ATSU President Jack Magruder & Chair Pete Detweiler

KIRKSVILLE, Mo. (Oct. 13, 2008 ) – Peter W. Detweiler was named chair of the ATSU Board of Trustees at its October meeting.

Detweiler has served on the board since 1998 and has acted as chair of the finance committee since 2003.

“I am extremely pleased that Pete now leads ATSU’s board,” said ATSU President Jack Magruder. “He is a community leader and a leader to this University.

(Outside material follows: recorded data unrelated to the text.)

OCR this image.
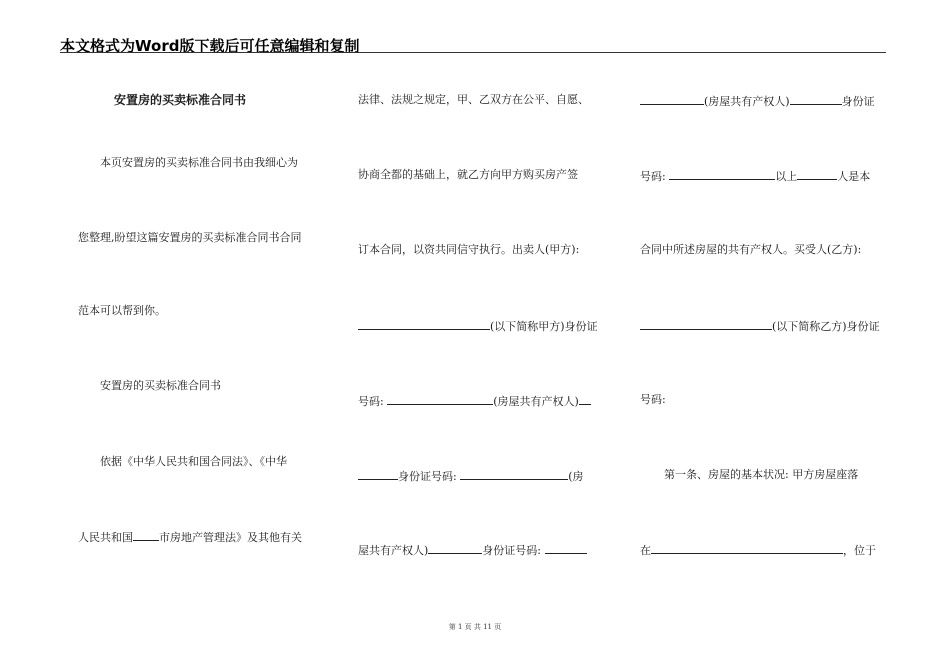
本文格式为Word版下载后可任意编辑和复制
安置房的买卖标准合同书
本页安置房的买卖标准合同书由我细心为
您整理,盼望这篇安置房的买卖标准合同书合同
范本可以帮到你。
安置房的买卖标准合同书
依据《中华人民共和国合同法》、《中华
人民共和国 市房地产管理法》及其他有关
法律、法规之规定，甲、乙双方在公平、自愿、
协商全都的基础上，就乙方向甲方购买房产签
订本合同，以资共同信守执行。出卖人(甲方):
(以下简称甲方)身份证
号码:	(房屋共有产权人)
身份证号码:	(房
屋共有产权人)	身份证号码:
(房屋共有产权人)	身份证
号码:	以上	人是本
合同中所述房屋的共有产权人。买受人(乙方):
(以下简称乙方)身份证
号码:
第一条、房屋的基本状况: 甲方房屋座落
在	，位于
第 1 页 共 11 页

With his guidance, both will continue to thrive.”

Chief executive officer of Alliant Bank for four years, Detweiler is treasurer of Kirksville Regional Economic Development Incorporated (K-REDI) and received the Center of Influence Award during a Freedom Celebration recognizing local National Guardsmen and their families.

“I am proud, honored, and humbled to be chosen as chair of ATSU’s board,” Detweiler said. “I consider ATSU board members and employees my friends and colleagues. My ambition is to look back a year from now and know this was the best year the University has ever had. I look forward to working with President Magruder and the board to accomplish that goal.”

Detweiler graduated from Northeast Missouri State University – now Truman State University – in 1981. In addition to his role at Alliant Bank, he is a member of Noon Rotary, the Kirksville Country Club, Shrine Club, Moose Club, and First United Methodist Church.

Pete has three children: Abby Collins, Ashley Detweiler, and Jesse Detweiler.